Par Isabelle Tourné
Isabelle Richard est "en apnée". Après des années de recherches, cette spécialiste des myopathies va enfin assister à un essai sur l'homme pour développer une thérapie génique. "C'est pour nous une nouvelle étape qui s'ouvre", dit pudiquement à l'AFP cette chercheuse du Généthon -le laboratoire de l'AFM-Téléthon-, évoquant un tournant "crucial" pour tenter de guérir une forme de myopathie, sur laquelle elle travaille depuis plus de trente ans.
Injecter un gène-médicament à 40 patients...

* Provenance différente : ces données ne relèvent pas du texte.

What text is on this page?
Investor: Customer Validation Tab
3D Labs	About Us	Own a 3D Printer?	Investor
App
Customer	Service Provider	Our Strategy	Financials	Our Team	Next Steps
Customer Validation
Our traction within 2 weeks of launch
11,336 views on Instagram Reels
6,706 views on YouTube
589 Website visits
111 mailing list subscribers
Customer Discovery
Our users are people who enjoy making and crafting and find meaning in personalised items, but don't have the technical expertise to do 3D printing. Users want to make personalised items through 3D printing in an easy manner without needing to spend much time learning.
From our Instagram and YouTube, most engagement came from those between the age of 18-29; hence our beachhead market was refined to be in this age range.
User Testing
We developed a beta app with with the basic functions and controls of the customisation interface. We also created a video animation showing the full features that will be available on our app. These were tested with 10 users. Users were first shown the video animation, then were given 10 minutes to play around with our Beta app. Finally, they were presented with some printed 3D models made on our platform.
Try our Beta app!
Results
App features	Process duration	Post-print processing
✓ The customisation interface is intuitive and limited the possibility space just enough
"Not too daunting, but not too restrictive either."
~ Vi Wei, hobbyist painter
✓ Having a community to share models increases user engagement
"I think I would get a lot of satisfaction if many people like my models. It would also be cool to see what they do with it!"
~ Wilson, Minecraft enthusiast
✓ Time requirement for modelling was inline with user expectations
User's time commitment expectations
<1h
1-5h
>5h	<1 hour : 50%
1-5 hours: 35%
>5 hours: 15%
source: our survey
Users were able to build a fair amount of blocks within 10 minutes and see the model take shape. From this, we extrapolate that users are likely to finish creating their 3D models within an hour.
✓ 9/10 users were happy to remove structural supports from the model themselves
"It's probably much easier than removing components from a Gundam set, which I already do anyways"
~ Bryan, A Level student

La myopathie, causée par des mutations génétiques, se caractérise par une dégénérescence progressive des muscles du bassin et des épaules qui conduisent à une perte de motricité des membres supérieurs et inférieurs. Dans quelques semaines, des essais cliniques vont démarrer pour tester sur l'homme une thérapie génique visant à guérir l'une des trente formes de cette maladie : la myopathie, ou dystrophie, "des ceintures", spécifiquement liée au gène FKRP. Une quarantaine de patients devraient être inclus dans l'essai en France, mais aussi au Danemark et en Grande-Bretagne, les autorités sanitaires compétentes ayant donné leur autorisation pour les démarrer. Cette nouvelle étape clé permettra peut-être in fine la commercialisation d'un traitement de thérapie génique. Celui-ci consiste à administrer aux malades, via une unique injection, un gène-médicament, pour corriger une anomalie.
... un long chemin semé d'embûches
A ce jour, 17 médicaments de thérapie génique sont homologués, dont 5 ont été directement soutenus par l'AFM-Téléthon. Mais avant de mettre au point un traitement et de lancer un essai, le chemin est long, parfois semé d'embûches. Les chercheurs doivent d'abord trouver l'origine de la maladie et en comprendre les mécanismes. Si la pathologie est d'origine génétique, ce qui est le cas de la majorité des maladies rares, il faut identifier le ou les gène(s) porteur(s) d'anomalies. Dans le cas de la myopathie des ceintures à FKRP, le gène défaillant a été caractérisé en 2001, raconte Evelyne Gicquel, chercheuse au Généthon, pionnier du décryptage du génome humain, dans l'un des nombreux laboratoires du bâtiment, à Evry-Courcouronnes (sud de Paris). Diverses études précliniques ont ensuite été menées sur des souris. Objectif : apporter la preuve de l'efficacité du traitement envisagé, évaluer son absence de toxicité, définir les doses optimales.
Résultats encourageants sur la souris
"Après le transfert du gène, on voit bien que le muscle de la souris revient à un état normal", s'enthousiasme Evelyne Gicquel en montrant le résultat de biopsie musculaire de l'animal. De même, des tests mesurant la force du rongeur qui tente de s'échapper après qu'on lui a pincé la queue prouvent que "le traitement fonctionne bien". Deux mois après avoir reçu l'injection, les souris testées ont retrouvé un niveau de force musculaire optimal. Ce qui laisse espérer des résultats encourageants chez l'humain. Sur l'homme, les essais seront échelonnés : une dose spécifique sera administrée à un premier groupe, puis une dose différente à un second groupe. "On injecte, on regarde ce qui se passe chez le premier patient, puis on injecte sur un autre", explique Mme Gicquel.
Risques de complication
Le risque, ce sont des complications... Un essai clinique de thérapie génique visant à traiter la myopathie myotubulaire, une maladie affectant environ un enfant sur 50 000, a ainsi été suspendu en septembre à la suite du décès de quatre enfants. Pour d'autres petits patients, ce même essai s'est révélé concluant, certains ont été en mesure de se passer progressivement d'assistance respiratoire après l'injection, ou ont carrément découvert l'usage de leurs jambes.
Le choix de chercher un traitement pour telle ou telle pathologie- on recense au total plus de 7 000 maladies rares- se fait en fonction de plusieurs critères. "On s'attaque aux maladies cousines des premiers succès pour se servir des savoirs acquis et ensuite les transposer à d'autres, explique à l'AFP Frédéric Revah, le directeur général du Généthon. L'expertise des équipes est aussi un critère important. Mais le nerf de la guerre, ce sont les financements, insiste-t-il. Il faut trouver les moyens de développer des thérapies qui peuvent sauver la vie de patients mais pour lesquelles il n'y a pas de modèle commercial."